Dysphagia after a neurological event like a brain injury or stroke, or after a surgery, may be transient or chronic, depending on the severity and extent of damage to the areas controlling swallow function.

How do I know if I have dysphagia?

A speech-language pathologist is one of the primary medical professionals who can assess, diagnose, and treat dysphagia when it involves the mouth and/or throat. A speech-language pathologist may evaluate your swallowing in one or more of the following ways:

  • Clinical Swallow Evaluation — They will talk to you about the history of your swallowing difficulties, assess the movement and sensation of your mouth muscles, and watch you eat and drink various items.

  • Modified Barium Swallow Study (aka Videofluoroscopic Swallow Study) — This is basically an x-ray video of a person while they are swallowing different textures. It’s done in an x-ray suite with a speech-language pathologist and a radiologist. This allows them to see what’s happening in the throat when someone swallows different foods and liquids. It’s also how to know if certain things are being aspirated (going down “the wrong tube”), if there is residue in the throat after the swallow, and to figure out what strategies help with swallowing safety and efficiency.

  • Fiberoptic Endoscopic Evaluation of Swallowing (FEES) — A trained speech-language pathologist passes a thin, flexible instrument through your nose in order to be able to gaze into your throat while you eat and drink. This is basically a top down view of swallowing, while a Modified Barium Swallow Study is a side view. It’s another way of viewing the anatomy and physiology of a person’s swallow. Like the Modified Barium Swallow Study, it can provide invaluable information on swallow safety, efficiency, and allows your clinician to then advise appropriate modifications and techniques to optimize or improve swallow function.

If swallow impairment relates to the esophagus (stomach tube), or if you require a feeding tube, you may be referred to work with a gastroenterologist for diagnostic tests or procedures. Another key member in your care team may be an otolaryngologist, who can diagnose and treat underlying pathologies of the mouth, throat, and neck. Bottom line? If you think you may have dysphagia, talk to your doctor so they can advise on referrals to the appropriate experts to help.

What can I do about it?

Speech-language pathologists can offer:

  • Diagnostics — to help figure out the source of the problem

  • Treatment — to restore function, or compensate for change(s) in function

  • Recommendations — if indicated, speech-language pathologists can suggest potential diet modifications to liquids and/or solids to improve swallow safety or efficiency

  • Education and counseling — information on treatment options, strategies to optimize quality of life, safety, and comfort with eating and drinking

  • Referrals — refer you to other specialists, such as dietitians, gastroenterologists, otolaryngologists, etc.

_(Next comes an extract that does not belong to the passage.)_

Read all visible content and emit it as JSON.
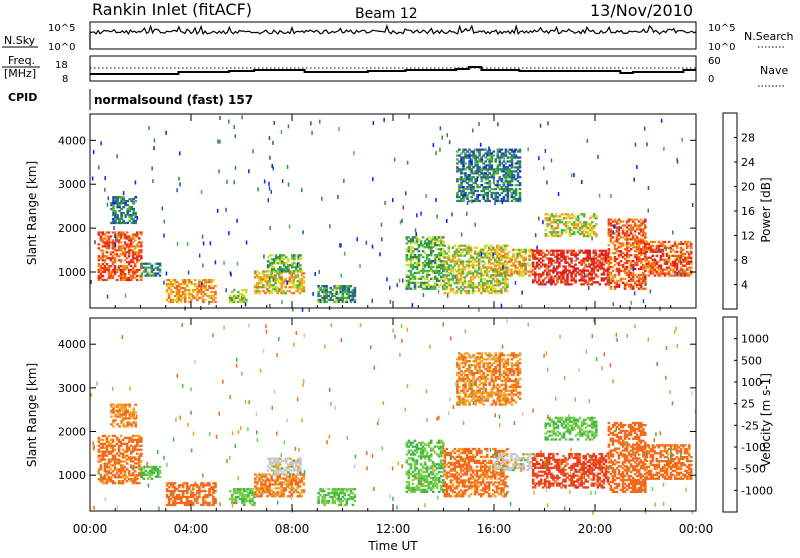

Why does dysphagia matter?

Dysphagia matters because it effects how we eat and drink, and eating and drinking are essential parts of the human experience. Our social events and holidays revolve around it. Cultures are defined by practices related to food and drink. We use meals to punctuate our day. Eating and drinking provides pleasure and gratification, as well as nutrition and hydration. When our ability to safely or efficiently eat and drink by mouth is impacted, it can negatively impact life participation, quality of life, and — in some cases — increase risk of pulmonary complications, choking, and be associated with malnutrition/dehydration.